Hepatic failure

Hepatic failure may develop from severe acute and fulminant liver injury with necrosis of liver cells (acute hepaic failure), or from advanced chronic liver disease(chronic hepatic failure)

Acute (fulminant) hepatic failure

Occurs most commonly with acute viral hepatitis. Other causes are hepatotoxic drug reactions, carbon tetrachloride poisoning, acute alcoholic hepatitis and pregnancy induced eclampsia.

Chronic hepatic failure

Most often due to cirrhosis. Other causes include chronic active hepatitis, chronic cholestasis and Wilson’s disease.


The syndrome of acute or chronic hepatic failure produce complex menifestations, majority of which are discussed below.


It usually reflects the severity of liver cells damagesince it occurs due to failure of liver cells to metabolise bilirubin.

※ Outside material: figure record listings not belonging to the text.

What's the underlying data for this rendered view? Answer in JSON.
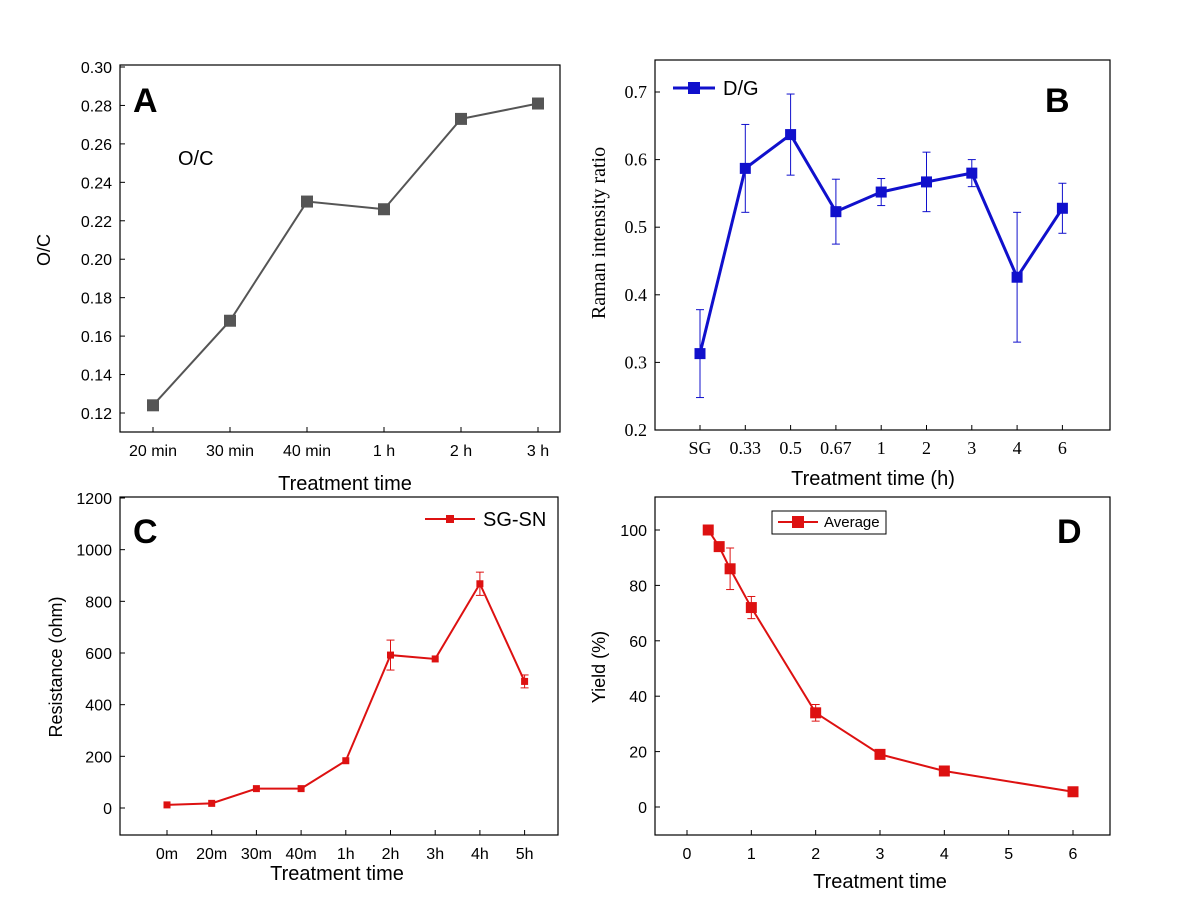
{
  "chart_data": [
    {
      "panel": "A",
      "type": "line",
      "title": "",
      "xlabel": "Treatment time",
      "ylabel": "O/C",
      "categories": [
        "20 min",
        "30 min",
        "40 min",
        "1 h",
        "2 h",
        "3 h"
      ],
      "yticks": [
        "0.12",
        "0.14",
        "0.16",
        "0.18",
        "0.20",
        "0.22",
        "0.24",
        "0.26",
        "0.28",
        "0.30"
      ],
      "ylim": [
        0.11,
        0.3
      ],
      "series": [
        {
          "name": "",
          "color": "#555555",
          "marker": "square",
          "values": [
            0.124,
            0.168,
            0.23,
            0.226,
            0.273,
            0.281
          ]
        }
      ],
      "annotations": [
        "A",
        "O/C"
      ],
      "grid": false
    },
    {
      "panel": "B",
      "type": "line",
      "title": "",
      "xlabel": "Treatment time (h)",
      "ylabel": "Raman intensity ratio",
      "categories": [
        "SG",
        "0.33",
        "0.5",
        "0.67",
        "1",
        "2",
        "3",
        "4",
        "6"
      ],
      "yticks": [
        "0.2",
        "0.3",
        "0.4",
        "0.5",
        "0.6",
        "0.7"
      ],
      "ylim": [
        0.2,
        0.75
      ],
      "series": [
        {
          "name": "D/G",
          "color": "#1010cc",
          "marker": "square",
          "values": [
            0.313,
            0.587,
            0.637,
            0.523,
            0.552,
            0.567,
            0.58,
            0.426,
            0.528
          ],
          "errors": [
            0.065,
            0.065,
            0.06,
            0.048,
            0.02,
            0.044,
            0.02,
            0.096,
            0.037
          ]
        }
      ],
      "legend": "top-left",
      "annotations": [
        "B"
      ],
      "grid": false
    },
    {
      "panel": "C",
      "type": "line",
      "title": "",
      "xlabel": "Treatment time",
      "ylabel": "Resistance (ohm)",
      "categories": [
        "0m",
        "20m",
        "30m",
        "40m",
        "1h",
        "2h",
        "3h",
        "4h",
        "5h"
      ],
      "yticks": [
        "0",
        "200",
        "400",
        "600",
        "800",
        "1000",
        "1200"
      ],
      "ylim": [
        -100,
        1200
      ],
      "series": [
        {
          "name": "SG-SN",
          "color": "#dd1111",
          "marker": "square",
          "values": [
            12,
            18,
            75,
            75,
            183,
            592,
            577,
            868,
            490
          ],
          "errors": [
            0,
            0,
            0,
            0,
            0,
            58,
            0,
            45,
            25
          ]
        }
      ],
      "legend": "top-right",
      "annotations": [
        "C"
      ],
      "grid": false
    },
    {
      "panel": "D",
      "type": "line",
      "title": "",
      "xlabel": "Treatment time",
      "ylabel": "Yield (%)",
      "xticks": [
        "0",
        "1",
        "2",
        "3",
        "4",
        "5",
        "6"
      ],
      "xlim": [
        -0.5,
        6.5
      ],
      "yticks": [
        "0",
        "20",
        "40",
        "60",
        "80",
        "100"
      ],
      "ylim": [
        -10,
        110
      ],
      "series": [
        {
          "name": "Average",
          "color": "#dd1111",
          "marker": "square",
          "x": [
            0.33,
            0.5,
            0.67,
            1,
            2,
            3,
            4,
            6
          ],
          "values": [
            100,
            94,
            86,
            72,
            34,
            19,
            13,
            5.5
          ],
          "errors": [
            0,
            0,
            7.5,
            4,
            3,
            0,
            0,
            0
          ]
        }
      ],
      "legend": "top-left",
      "annotations": [
        "D"
      ],
      "grid": false
    }
  ]
}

Hepatic encephalopathy (Hepatic coma)

The genesis of CNS menifestations in liver disease is considered to be due to toxic products not metabolised by liver reaching the systemic circulation without detoxificationand thus damage the brain.

Hyperkinetic circulation

All forms hepatic failure are associated with a hyperkinetic circulation characterized by peripheral vasodilation, increased splanchnic blood flow and increased cardiac output. There is increased splenic flow but reduced renal flow resulting in impaired cortical perfusion. These changes result in tachycardia, low blood pressure and reduced renal function.

Hepatorenal syndrome

The term hepatorenal syndrome applies to patients of both acute and chronic hepatic failure who develop renal failure as well,in the absence of clinical, laboratory and morphological evidence of other causes of renal dysfunction.

Hepatopulmonary syndrome

The pulmonary changes in chronic hepatic failure such as in cirrhosis consist of pulmonary vasodilation with intra pulmonary arteriovenous shunting. This results in ventilation-perfusion inequality that may lead to impaired pulmonary function, clubbing of fingers and sometimes cyanosis.

Coagulation defects

Impaired synthesis of a number of coagulation factors by the diseased liver may result in coagulation disorders. These include disseminated intravascular coagulation (consumption coagulopathy), thrombocytopenia and presence of fibrin degradation products in the blood.

Ascites and oedema

Chronic liver failure due to cirrhosis may lead to portal hypertension and ascites. Decreased synthesis of albumin by the liver resulting in hypoprotienaemia and consequent fall in plasma oncotic pressure, increased hydrostatic pressure due to portal hypertension and secondary hyperaldosteronism, contribute to the development of ascites and oedema in these patients.

Endocrine changes

These may be found in chronic hepatic failure. The changes are more common in alcoholic cirrhosis in active reproductive life. In the male the changes are towards feminization such as gynaecomastia  and hypogonadism. In the female the changes are less towards musculinisation but atrophy of gonads and breasts occurs.

Skin changes

In alcoholic cirrhosis ‘arterial spiders’ having radiating small vessels from a central arteriole are frequent in the vascular region drained by superior vena cava such as in the neck, face, forearms and dorsum of hands. Less frequently, palmar erthema, especially in the hypothenar and thenar eminences and on the pulp of the fingers, is observed in the chronic liver disease.

Foetor hepaticus

A sweetish and pungent of the breath is found in severe cases of acute and chronic hepatocelllular disease. It appears to be of intestinal origin, possibly due to failure of liver to detoxify sulfur-containing substances absorbed from the gut.